Comment Linux UI as drying cement (Score 1) 503
What exactly is a "classic" desktop anyway? Are we talking classic Windows? Classic Mac OS? There's a constellation of UI paradigms which work. Some of them are mutually incompatible, you can't use them simultaneously. If you want to come up with something new, it has to actually work better than what we had before. If it merely works "as good" as what it's replacing then users won't be happy. You're changing things for the sake of change. So from those choices you pick the ones you think work best together and create a DE out of them. So we get Gnome Shell, KDE, XFCE, et al. Then there are the numerous eccentrics, throwbacks, and masochists running things like Awesome, DWM, Trinty, or any of the others which don't even add up to 1% all together.

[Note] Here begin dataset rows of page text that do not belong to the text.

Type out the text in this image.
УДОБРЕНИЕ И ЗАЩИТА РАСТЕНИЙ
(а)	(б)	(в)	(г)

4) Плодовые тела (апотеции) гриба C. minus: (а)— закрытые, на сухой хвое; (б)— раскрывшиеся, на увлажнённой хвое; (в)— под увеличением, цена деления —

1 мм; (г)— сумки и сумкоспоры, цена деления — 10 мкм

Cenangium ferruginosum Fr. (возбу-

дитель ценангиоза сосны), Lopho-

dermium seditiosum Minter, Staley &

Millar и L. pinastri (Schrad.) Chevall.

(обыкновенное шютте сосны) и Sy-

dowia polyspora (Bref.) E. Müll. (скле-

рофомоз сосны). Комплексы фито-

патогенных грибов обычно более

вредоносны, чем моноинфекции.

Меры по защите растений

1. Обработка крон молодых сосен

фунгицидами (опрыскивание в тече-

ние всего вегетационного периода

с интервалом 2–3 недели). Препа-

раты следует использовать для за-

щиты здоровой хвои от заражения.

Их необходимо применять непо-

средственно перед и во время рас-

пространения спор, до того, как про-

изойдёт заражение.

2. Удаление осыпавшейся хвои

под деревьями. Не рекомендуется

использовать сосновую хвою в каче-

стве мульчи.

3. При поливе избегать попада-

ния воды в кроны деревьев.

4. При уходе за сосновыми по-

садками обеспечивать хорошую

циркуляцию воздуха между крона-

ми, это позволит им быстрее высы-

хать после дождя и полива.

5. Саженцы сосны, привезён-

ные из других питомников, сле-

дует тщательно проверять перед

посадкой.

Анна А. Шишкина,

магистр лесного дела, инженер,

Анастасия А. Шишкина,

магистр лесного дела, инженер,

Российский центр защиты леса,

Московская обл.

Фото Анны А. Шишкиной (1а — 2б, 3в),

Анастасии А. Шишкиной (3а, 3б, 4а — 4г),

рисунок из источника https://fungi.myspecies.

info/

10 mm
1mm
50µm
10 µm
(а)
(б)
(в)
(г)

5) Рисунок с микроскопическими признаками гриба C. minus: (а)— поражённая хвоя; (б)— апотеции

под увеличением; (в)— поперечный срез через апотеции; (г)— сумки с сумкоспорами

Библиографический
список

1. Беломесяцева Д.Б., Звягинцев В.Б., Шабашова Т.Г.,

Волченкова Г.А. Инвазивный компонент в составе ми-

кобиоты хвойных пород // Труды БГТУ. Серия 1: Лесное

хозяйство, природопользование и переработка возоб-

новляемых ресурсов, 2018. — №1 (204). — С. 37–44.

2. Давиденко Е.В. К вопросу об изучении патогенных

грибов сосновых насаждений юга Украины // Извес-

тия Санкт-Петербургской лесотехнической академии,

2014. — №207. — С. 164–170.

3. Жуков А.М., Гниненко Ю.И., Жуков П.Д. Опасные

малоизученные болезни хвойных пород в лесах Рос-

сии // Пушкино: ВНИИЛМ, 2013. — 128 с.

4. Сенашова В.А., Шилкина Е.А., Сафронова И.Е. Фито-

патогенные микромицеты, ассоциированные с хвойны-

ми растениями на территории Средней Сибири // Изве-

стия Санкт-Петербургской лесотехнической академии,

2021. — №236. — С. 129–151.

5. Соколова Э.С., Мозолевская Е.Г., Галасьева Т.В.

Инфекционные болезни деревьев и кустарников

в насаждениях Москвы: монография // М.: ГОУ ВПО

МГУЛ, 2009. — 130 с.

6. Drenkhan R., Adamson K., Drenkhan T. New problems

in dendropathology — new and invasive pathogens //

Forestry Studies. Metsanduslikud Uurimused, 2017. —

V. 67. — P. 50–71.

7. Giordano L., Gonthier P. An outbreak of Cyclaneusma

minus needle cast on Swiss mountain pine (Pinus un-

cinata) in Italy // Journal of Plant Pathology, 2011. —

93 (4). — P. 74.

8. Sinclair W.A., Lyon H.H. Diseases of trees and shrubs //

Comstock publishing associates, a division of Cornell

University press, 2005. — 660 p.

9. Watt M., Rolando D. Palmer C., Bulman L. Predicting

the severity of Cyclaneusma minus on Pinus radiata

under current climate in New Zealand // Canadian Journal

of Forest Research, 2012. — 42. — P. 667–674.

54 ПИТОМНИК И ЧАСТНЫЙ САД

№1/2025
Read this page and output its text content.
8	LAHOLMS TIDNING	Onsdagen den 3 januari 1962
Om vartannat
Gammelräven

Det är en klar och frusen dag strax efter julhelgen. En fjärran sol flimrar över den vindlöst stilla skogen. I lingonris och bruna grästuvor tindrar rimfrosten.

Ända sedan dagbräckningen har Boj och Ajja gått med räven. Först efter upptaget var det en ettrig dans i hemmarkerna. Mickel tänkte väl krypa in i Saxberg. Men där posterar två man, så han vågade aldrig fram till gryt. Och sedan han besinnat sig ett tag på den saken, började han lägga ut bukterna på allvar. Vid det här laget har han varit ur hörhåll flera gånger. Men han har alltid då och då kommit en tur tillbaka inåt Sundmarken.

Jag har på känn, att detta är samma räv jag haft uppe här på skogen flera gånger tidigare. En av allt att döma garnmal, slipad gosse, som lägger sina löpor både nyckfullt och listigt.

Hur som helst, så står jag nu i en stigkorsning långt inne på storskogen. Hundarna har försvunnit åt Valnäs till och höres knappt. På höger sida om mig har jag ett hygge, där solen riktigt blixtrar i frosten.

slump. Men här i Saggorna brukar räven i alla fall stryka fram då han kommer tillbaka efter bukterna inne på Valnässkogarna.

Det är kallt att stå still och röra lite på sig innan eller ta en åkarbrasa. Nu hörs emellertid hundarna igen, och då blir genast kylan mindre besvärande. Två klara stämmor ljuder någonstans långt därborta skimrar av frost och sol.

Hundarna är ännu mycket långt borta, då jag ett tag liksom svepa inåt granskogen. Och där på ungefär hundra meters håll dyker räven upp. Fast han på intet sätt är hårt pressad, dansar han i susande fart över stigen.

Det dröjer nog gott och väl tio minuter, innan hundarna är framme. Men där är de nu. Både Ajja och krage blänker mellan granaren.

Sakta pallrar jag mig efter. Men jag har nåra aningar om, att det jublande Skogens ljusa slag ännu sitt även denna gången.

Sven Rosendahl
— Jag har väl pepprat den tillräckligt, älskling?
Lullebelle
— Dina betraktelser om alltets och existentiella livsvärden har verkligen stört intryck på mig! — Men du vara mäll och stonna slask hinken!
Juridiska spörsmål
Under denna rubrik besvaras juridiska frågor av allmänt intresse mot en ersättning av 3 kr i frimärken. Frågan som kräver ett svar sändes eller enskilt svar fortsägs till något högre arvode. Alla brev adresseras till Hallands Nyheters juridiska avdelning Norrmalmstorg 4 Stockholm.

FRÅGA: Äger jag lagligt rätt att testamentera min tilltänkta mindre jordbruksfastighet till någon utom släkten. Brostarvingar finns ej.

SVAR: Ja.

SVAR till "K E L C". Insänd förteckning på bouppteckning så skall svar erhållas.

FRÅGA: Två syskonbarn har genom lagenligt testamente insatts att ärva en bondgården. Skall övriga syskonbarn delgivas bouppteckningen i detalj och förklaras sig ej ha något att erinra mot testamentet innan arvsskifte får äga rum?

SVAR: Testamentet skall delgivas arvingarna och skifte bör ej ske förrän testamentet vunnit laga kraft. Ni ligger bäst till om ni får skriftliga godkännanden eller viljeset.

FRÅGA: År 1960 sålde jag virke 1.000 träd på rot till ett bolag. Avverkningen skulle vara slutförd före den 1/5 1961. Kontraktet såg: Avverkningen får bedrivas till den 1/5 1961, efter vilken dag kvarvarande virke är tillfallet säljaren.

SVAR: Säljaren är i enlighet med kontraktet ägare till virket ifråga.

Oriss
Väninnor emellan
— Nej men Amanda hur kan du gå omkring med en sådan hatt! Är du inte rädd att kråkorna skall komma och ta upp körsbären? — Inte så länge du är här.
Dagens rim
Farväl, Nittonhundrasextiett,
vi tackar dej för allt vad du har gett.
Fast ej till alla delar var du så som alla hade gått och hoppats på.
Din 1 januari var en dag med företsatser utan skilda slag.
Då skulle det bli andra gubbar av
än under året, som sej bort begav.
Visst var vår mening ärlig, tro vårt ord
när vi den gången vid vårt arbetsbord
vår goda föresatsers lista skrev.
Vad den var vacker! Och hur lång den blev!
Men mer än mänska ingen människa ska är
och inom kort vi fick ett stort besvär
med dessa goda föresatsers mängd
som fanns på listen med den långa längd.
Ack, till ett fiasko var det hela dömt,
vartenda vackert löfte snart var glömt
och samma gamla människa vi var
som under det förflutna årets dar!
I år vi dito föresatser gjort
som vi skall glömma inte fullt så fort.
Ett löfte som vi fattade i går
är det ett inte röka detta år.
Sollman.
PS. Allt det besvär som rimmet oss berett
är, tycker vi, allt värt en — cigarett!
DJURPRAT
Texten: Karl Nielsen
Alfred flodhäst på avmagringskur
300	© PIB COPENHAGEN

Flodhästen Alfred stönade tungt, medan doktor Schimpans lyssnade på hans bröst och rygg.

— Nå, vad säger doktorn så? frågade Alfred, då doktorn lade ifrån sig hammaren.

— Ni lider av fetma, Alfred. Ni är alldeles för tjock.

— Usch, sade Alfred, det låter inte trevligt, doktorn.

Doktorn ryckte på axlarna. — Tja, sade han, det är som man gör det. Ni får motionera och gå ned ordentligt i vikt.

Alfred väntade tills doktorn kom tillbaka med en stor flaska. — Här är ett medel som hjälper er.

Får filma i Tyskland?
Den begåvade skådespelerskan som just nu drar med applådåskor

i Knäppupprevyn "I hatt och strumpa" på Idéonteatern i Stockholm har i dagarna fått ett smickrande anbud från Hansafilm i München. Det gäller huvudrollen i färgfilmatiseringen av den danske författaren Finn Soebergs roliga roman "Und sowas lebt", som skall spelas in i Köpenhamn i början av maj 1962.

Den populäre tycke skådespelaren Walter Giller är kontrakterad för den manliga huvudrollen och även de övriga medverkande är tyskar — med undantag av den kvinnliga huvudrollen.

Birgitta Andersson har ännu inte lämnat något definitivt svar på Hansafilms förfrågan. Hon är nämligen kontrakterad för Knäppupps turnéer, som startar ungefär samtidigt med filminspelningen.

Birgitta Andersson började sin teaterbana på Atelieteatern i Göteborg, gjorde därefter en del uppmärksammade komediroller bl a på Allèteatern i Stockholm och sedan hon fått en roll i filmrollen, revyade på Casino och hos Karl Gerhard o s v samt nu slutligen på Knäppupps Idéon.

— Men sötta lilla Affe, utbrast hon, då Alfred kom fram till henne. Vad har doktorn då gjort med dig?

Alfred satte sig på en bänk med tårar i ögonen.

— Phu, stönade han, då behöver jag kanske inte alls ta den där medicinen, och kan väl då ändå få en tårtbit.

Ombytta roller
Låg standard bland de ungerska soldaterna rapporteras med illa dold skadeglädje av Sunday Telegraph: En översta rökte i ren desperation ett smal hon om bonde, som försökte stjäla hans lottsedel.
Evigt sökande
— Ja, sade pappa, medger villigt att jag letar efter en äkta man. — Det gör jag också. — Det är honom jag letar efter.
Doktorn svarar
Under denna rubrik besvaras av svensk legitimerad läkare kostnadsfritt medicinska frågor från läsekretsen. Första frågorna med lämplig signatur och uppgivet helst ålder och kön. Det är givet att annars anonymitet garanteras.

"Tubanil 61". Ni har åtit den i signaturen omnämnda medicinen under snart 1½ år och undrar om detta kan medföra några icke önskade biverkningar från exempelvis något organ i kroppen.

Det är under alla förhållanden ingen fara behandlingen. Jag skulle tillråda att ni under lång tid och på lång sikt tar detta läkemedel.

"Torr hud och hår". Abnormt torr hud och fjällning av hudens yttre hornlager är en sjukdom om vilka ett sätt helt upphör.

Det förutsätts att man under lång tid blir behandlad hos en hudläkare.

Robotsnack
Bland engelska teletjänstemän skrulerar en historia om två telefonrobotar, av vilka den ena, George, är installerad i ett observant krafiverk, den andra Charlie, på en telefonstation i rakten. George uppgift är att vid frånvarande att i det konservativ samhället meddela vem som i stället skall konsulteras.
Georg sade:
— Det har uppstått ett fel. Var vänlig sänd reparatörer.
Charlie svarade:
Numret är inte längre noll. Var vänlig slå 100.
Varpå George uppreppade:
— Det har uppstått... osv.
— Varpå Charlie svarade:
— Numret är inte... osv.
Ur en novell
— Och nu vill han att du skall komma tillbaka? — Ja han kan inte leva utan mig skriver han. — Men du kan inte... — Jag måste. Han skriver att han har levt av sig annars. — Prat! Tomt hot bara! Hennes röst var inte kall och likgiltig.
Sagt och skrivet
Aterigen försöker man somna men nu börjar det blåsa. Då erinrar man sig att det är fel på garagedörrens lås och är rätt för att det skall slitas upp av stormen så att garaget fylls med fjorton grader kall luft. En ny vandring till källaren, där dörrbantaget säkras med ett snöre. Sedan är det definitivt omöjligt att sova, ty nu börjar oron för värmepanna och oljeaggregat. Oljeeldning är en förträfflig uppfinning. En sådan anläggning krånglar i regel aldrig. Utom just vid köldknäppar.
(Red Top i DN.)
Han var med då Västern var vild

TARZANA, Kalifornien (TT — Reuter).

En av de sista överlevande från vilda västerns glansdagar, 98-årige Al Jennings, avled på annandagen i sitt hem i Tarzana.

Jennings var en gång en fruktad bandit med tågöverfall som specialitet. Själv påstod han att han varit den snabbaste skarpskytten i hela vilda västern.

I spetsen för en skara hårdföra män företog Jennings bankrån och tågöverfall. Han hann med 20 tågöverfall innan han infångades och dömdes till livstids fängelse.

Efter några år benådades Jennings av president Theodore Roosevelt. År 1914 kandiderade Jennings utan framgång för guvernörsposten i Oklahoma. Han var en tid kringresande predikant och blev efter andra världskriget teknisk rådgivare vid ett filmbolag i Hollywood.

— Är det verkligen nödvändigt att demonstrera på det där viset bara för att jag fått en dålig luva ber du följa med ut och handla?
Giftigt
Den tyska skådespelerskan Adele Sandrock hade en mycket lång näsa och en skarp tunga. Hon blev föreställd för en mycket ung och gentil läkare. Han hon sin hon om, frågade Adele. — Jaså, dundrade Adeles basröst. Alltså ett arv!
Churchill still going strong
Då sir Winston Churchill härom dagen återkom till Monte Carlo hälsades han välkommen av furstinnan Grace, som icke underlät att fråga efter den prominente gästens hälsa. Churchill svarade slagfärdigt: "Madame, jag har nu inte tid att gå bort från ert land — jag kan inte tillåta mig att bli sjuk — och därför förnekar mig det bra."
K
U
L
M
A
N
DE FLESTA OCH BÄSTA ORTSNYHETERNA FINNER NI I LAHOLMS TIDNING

I don't think Linux users are getting more pragmatic. The different camps have mostly just solidified around their own "classic" vision. There's 3-4 different main camps now depending how you choose to slice it, and numerous sub groups and forks if you drill down deeper. It'll always be more fragmented, contentious, and fluid than Windows or OS X. That's a good thing, as long as you have the wherewithal to navigate your way between all the various spin-offs and cousin projects spawned when the devs make a boneheaded change for change's sake. Gnome 2 users need to know enough that MATE is their upgrade path, etc.
I've actually been using Unity these days. It's level of polish and completeness is better than anything else I've found and it replicates the features I most enjoy from OS X. I had to install a less offensive theme and icon pack, change the system font to Lucida Grande, but after that it's a very nice desktop. I only have a few criticisms: you can't move the dock to the bottom; the search features aren't as simple and elegant as Spotlight, lenses are over-engineered and pointlessly complicated for what the achieve even if it's a more powerful tool overall; and there are a couple minor GUI glitches which I've come to find unacceptable after spending so much time in the pixel-perfect world Apple has created.